On that day you will know that I am in my Father, you are in me, and I am in you.

John 14:20 (CEB)

I had a seminary professor who had a prayer practice that always impressed me. Dr. Taussig did a lot of commuting on trains, and whenever he found himself on a commuter line or in a subway car, he would look at every person on the train with him while repeating his translation of Jesus’s words from this passage in John.

“I am in you, and you are in me, as we are in God.”

I am at the United Methodist General Conference in Saint Louis. On day one, I mostly got checked into my AirBnB, registered for a name tag, and tried to figure out how to understand everything that’s going on.

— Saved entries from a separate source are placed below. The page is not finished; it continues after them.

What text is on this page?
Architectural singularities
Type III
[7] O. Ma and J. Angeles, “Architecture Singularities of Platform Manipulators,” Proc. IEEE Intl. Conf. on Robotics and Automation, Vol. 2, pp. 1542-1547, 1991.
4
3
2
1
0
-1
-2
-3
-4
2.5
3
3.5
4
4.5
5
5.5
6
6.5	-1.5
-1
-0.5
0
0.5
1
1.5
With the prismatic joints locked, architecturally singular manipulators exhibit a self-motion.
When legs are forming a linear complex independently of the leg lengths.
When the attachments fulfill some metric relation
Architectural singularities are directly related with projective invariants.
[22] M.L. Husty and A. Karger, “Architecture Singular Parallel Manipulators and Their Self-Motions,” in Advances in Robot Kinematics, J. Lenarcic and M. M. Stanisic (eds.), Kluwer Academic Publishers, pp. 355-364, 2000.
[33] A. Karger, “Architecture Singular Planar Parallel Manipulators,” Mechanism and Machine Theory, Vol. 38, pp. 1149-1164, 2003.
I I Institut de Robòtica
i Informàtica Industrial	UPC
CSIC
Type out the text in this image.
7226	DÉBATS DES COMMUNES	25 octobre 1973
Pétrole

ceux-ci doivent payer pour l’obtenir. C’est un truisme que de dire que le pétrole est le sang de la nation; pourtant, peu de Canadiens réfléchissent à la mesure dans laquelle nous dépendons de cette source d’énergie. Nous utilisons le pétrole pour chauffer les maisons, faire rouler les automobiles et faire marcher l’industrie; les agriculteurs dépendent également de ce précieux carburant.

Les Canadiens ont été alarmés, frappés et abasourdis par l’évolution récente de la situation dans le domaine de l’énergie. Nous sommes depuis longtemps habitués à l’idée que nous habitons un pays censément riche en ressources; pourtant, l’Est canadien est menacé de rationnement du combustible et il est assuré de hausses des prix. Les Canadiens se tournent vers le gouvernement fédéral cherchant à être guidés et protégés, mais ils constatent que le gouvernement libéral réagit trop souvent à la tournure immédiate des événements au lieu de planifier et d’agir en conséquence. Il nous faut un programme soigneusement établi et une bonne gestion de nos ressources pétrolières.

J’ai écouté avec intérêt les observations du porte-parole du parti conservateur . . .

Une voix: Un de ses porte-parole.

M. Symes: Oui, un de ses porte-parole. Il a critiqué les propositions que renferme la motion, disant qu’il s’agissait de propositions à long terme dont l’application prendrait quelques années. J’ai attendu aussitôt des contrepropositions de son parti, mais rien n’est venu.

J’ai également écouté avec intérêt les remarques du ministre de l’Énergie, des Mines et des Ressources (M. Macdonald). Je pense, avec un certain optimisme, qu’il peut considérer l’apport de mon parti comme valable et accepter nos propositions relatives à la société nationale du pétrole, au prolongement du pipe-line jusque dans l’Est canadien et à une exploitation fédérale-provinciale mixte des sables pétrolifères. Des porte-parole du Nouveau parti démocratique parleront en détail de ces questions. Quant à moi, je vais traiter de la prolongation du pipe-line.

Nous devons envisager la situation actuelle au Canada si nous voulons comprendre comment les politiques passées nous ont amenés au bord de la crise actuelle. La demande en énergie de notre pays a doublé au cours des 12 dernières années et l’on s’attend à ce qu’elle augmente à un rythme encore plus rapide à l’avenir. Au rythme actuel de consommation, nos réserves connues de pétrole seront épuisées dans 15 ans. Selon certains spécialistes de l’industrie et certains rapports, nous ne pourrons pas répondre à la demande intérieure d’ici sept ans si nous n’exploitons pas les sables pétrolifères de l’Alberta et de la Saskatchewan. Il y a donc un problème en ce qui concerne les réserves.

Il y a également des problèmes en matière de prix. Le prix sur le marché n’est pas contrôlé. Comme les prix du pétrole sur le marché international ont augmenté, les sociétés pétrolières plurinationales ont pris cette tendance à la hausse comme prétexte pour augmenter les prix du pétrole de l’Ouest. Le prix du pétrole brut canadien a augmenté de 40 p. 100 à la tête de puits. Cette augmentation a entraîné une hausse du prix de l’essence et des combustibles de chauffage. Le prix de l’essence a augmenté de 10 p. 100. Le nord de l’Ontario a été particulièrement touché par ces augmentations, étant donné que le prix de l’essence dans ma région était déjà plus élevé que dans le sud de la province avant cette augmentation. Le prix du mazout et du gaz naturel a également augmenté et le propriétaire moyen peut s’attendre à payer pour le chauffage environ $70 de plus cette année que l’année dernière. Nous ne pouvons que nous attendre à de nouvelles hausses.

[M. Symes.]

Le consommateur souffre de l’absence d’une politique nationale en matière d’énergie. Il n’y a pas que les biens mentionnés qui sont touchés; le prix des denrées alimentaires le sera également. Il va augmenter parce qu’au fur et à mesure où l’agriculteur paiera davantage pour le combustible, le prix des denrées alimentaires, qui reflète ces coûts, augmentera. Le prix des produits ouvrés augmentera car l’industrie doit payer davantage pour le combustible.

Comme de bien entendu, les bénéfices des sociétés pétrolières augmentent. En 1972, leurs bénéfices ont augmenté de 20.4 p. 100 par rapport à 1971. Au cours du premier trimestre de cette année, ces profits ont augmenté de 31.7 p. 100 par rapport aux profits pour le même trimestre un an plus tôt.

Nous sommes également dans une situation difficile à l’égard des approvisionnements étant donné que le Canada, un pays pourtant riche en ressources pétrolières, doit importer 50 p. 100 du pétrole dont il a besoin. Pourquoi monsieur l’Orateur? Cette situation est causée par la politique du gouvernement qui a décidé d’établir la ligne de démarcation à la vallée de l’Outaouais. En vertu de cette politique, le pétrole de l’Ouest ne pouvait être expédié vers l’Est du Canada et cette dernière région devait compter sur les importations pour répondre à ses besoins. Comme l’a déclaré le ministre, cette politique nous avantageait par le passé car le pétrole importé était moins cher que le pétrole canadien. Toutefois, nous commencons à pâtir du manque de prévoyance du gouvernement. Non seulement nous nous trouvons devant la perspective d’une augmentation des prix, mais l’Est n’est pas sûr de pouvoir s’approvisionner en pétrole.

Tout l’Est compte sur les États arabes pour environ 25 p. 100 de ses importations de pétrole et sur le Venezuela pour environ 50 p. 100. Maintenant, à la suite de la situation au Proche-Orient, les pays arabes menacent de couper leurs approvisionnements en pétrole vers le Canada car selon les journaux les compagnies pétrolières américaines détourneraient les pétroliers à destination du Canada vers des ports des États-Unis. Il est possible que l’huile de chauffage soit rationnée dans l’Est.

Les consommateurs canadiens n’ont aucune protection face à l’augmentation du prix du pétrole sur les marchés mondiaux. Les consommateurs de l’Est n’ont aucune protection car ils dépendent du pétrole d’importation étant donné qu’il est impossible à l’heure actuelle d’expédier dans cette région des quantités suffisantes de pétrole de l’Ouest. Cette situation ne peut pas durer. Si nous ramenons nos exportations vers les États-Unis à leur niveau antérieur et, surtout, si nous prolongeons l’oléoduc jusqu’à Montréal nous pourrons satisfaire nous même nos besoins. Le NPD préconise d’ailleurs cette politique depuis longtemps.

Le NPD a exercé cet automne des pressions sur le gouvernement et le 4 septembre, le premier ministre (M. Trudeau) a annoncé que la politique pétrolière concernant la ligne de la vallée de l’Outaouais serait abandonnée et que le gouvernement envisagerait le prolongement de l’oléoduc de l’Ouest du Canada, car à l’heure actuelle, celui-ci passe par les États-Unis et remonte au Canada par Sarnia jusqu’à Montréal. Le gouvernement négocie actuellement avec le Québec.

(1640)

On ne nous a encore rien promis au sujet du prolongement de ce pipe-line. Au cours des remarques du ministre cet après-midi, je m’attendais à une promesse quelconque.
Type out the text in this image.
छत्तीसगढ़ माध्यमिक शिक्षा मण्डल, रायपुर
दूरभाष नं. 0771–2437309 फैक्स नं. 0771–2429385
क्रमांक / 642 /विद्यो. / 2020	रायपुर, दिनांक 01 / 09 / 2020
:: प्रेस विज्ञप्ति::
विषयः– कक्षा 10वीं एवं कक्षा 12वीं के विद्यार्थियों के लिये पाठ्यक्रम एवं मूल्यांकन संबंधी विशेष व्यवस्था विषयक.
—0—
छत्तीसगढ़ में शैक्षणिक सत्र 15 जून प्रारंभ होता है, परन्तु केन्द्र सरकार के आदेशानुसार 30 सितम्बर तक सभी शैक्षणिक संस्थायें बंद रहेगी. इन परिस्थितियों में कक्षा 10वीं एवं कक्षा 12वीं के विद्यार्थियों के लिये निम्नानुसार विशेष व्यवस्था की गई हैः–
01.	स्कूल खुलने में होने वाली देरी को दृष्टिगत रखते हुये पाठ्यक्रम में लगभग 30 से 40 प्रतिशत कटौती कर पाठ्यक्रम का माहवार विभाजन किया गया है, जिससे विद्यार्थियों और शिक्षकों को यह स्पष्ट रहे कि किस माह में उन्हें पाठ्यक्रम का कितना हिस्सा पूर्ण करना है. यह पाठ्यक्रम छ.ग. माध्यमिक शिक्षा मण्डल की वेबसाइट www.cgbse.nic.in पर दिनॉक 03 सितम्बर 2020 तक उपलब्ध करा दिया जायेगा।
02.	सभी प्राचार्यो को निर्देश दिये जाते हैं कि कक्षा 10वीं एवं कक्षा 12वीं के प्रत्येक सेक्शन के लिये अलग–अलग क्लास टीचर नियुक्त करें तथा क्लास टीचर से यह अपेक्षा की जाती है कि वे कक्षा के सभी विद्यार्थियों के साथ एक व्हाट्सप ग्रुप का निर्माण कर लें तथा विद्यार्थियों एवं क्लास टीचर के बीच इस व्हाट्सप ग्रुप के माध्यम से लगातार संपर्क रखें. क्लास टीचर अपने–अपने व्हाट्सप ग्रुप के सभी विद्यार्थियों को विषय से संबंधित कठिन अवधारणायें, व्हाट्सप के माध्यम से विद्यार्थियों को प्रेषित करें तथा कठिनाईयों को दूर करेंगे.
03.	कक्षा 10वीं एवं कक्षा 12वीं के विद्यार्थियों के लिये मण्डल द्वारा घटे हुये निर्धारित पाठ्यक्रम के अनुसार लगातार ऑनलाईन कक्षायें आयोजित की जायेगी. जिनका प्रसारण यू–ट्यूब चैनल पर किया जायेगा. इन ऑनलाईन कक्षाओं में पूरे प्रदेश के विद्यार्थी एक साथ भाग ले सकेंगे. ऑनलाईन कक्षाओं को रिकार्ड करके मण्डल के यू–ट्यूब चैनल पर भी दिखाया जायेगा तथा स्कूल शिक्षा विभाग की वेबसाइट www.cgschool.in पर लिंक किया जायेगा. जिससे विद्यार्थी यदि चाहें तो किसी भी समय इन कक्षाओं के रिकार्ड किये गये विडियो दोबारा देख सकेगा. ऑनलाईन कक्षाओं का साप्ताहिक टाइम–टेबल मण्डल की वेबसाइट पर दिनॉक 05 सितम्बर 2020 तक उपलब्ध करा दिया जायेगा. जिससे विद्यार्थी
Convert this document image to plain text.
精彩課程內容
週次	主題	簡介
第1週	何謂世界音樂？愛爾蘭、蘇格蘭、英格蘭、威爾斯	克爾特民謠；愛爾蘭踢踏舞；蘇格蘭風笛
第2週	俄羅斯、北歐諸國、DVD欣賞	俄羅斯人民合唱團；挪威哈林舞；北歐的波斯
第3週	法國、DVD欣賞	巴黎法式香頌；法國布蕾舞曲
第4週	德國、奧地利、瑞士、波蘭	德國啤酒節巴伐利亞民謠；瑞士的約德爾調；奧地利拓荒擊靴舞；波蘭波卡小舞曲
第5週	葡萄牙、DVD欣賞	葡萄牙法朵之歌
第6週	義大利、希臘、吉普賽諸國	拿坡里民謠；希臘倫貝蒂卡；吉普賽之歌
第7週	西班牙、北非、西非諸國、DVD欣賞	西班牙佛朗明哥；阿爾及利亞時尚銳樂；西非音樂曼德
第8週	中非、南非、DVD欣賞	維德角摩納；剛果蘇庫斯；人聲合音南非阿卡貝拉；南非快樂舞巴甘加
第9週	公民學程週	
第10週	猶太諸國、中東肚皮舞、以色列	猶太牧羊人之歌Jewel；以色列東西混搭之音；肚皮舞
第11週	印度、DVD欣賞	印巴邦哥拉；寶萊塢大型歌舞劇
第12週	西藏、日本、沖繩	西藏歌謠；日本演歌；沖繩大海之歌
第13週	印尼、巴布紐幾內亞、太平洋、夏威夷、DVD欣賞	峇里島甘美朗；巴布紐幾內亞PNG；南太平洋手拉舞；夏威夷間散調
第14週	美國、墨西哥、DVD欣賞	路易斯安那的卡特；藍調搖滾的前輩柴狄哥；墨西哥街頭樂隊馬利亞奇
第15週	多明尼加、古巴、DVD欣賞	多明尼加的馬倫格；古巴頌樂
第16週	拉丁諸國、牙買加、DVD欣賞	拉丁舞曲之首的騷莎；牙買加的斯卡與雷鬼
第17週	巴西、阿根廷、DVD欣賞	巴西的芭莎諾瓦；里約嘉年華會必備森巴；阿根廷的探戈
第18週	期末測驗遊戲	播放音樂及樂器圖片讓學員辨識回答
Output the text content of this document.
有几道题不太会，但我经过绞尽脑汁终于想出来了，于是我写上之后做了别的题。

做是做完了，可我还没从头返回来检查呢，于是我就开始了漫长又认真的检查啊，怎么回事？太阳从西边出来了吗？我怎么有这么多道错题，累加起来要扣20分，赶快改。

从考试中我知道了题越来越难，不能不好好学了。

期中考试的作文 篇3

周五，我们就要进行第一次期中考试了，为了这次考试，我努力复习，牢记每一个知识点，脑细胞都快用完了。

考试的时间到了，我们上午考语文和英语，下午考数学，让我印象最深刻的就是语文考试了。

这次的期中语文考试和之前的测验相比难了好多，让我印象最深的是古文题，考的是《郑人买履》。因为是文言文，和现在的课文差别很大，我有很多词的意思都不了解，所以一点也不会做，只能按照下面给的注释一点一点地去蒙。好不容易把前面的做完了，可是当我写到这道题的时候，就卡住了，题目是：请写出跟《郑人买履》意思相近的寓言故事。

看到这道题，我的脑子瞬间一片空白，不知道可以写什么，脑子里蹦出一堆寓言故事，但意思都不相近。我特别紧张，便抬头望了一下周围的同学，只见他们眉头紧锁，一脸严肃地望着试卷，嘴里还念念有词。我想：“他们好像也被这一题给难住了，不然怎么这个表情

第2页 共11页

It feels a little like the first time I showed up at a meeting of the Texas Annual Conference as a wide-eyed 21-year-old totally overwhelmed by what was around me, but times about 1000. I listened to a lay delegate from Liberia  and a lay delegate from Portland talking about LGBTQ people, how much they both love scripture and Jesus, and their shared deep love for the UMC.

I have been praying and fasting in preparation for this General Conference along with many of the wonderful people from St. Stephen’s in Houston for 3 weeks now. My first prayer is that the Holy Spirit would descend upon this place and surprise all of us. My second prayer has been that all of us who call ourselves United Methodist might remember that, as Jesus reminds us, we belong to him and we belong to each other.

Of the various pieces and parts of legislation in front of the General Conference, I find the One Church Plan to be the best option for our future. Like all things created by humans — especially humans in committees — it’s imperfect. But it does a couple things that I find to fit my understanding of a strong Wesleyan Christian ethic:

It trusts local churches to do ministry together. For years I’ve heard church leaders talk about how the UMC “has to keep this issue out of the local church.” I can’t understand why. People who authentically do life together over the course of years are much better prepared to disagree with love and faithfulness than people who meet infrequently for the sake of legislating. This is because people in a local church understand that they belong to each other on a deeper level. The people of St. Stephen’s have been talking about the future of our church for months now, and we represent a wide array of different opinions. But we love each other and we want to share a future together.

It privileges a united future. Many people find it impossible to see how a church can move forward without a single clear sexual ethic. However, many people also feel as if people who love and follow Jesus have lived together and faithfully followed him across broad and significant disagreement as long as people have followed Jesus. Most of Paul’s ministry was working to convince people they could, in fact, live together faithfully even when they differed wildly. Under the One Church Plan, people who want to stay deeply connected, even if they disagree, have the opportunity to do that. I find it compelling to allow the people who want to move forward together the best opportunity to do that, which is, in my opinion, the One Church Plan.

As I’m sure you know, I could be wrong. (About a lot of things, not just my preferred future for United Methodist polity.) But I also know that I’m NOT wrong in praying fervently for the Holy Spirit to descend on Saint Louis. I love the people God has connected me to through the United Methodist Church. Many of them are people who I never would have encountered anywhere else, and I’m a better Christian and human because I am in them, and they are in me. As we are in God.